Uma história queer do nosso tempo

É uma história exemplar que concentra, de forma abreviada, algumas figurações complexas do nosso tempo. Reduzida a uma morfologia esquemática, é uma história que se repete desde a fundação do mundo: um professor apaixona-se pelo aluno ou, pelo menos, tem uma grande atracção por ele e tenta envolvê-lo nessa força, deixando vestígios dos seus avanços: mensagens, telefonemas, sms’s. Mas contada nos seus pormenores, ela revela uma enorme complexidade e suscita questões que só no nosso tempo começaram a existir porque antes nem se tinham dado as condições de possibilidade da sua formulação. Diga-se, então, que o professor em causa é uma mulher que se chama Avital Ronell, tem 66 anos, ocupa uma posição de prestígio na Universidade de Nova Iorque, é filósofa, theorist, feminista, lésbica, autora de livros que atravessaram com algum impacto o Atlântico, até porque se inscrevem no domínio da chamada “filosofia continental”  (foi amiga e discípula de Derrida, o que, para alguns, é como se pertencesse a um gang); e o aluno chama-se Nimrod Reitman, tem 34 anos e é gay. Acusou a professora de assédio sexual, de perseguição e de retaliação (sob a forma de sabotagem das tentativas que este fez para arranjar emprego), desencadeando assim uma investigação pedida pela universidade que levou à suspensão de todas as actividades académicas da professora, por um ano. Entretanto, o aluno moveu um processo à universidade e à professora, exigindo compensações avultados pelos malefícios que lhe causaram. O caso foi tornado público quando a investigação ainda estava sob segredo e não havia ainda acesso a nenhuma documentação: 51 figuras internacionais de grande prestígio, a maior parte proveniente dos meios académicos, assinaram uma carta, datada de 11 de Maio, em que declarava o seu apoio a Avital Ronell, usando como caução a autoridade e a importância desta mulher, enquanto filósofa. A carta, assinada, entre outros, por Judith Butler, foi acusada de ser um documento incompatível com as ideias que os seus assinantes sempre defenderam. No limite, tratar-se-ia de fazer da vítima o perpetrador e vice-versa. O New York Times, a 13 de Agosto, intitulava assim um artigo sobre este caso: “What Happens to #MeToo When a Feministe Is the Accused?”. Do lado dos estudantes, uma única voz veio corroborar a acusação: uma mulher transgender, Andrea Long Chu, que foi assistente de Avital Ronell durante um semestre, escreveu num tweet que achava as alegações do estudante plausíveis.

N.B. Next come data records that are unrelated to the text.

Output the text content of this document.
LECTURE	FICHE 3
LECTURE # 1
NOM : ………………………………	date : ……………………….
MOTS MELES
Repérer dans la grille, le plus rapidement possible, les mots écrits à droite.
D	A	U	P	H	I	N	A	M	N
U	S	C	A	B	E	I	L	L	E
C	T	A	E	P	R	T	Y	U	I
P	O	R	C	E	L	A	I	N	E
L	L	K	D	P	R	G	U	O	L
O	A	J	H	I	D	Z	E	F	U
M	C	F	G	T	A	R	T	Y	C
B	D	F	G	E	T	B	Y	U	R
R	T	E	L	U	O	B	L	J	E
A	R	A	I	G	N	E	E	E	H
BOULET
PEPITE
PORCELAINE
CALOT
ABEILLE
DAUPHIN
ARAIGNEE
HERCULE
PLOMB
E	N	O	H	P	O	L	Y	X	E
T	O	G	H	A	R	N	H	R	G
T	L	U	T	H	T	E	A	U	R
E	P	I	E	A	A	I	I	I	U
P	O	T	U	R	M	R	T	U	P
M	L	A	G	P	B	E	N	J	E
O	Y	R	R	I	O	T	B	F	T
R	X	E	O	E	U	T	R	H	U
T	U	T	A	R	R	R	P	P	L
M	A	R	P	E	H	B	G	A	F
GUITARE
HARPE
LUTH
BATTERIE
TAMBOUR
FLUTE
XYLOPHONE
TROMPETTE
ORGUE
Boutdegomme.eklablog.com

Há, em toda esta história, uma excepcional densidade de elementos queer. É difícil ver numa história de alegado assédio sexual de um jovem gay por uma mulher lésbica a inversão pura e simples da violência histórica infligida à mulher pelo poder sexual masculino. Assim como é difícil ver aqui aqueles monstros (tão representados na literatura, no cinema e nas mitologias porno) de uma feminilidade caracterizada por uma exigência ilimitada de prazer sexual. Por outro lado, este “homem-objecto” também não é o pólo simétrico da antiga “mulher-objecto”. Esta, no fundo, era soberana, enquanto este é um sujeito despojado, nu, órfão do desejo. Nem sujeito nem verdadeiramente objecto. Esta história de assédio sexual que tem como protagonista Avital Ronell mostra, nos seus traços grotescos de caricatura, que não há hoje lugar para um pensamento — e para uma prática — da sedução. Porque na sedução tudo parte do objecto, é o objecto que seduz e o privilégio do sujeito inverte-se. Se a estratégia retórica da sedução é anulada, tudo passa a ser literalização da violência sexual. Nestas circunstâncias, toda literatura do amor e da paixão é uma coisa do passado.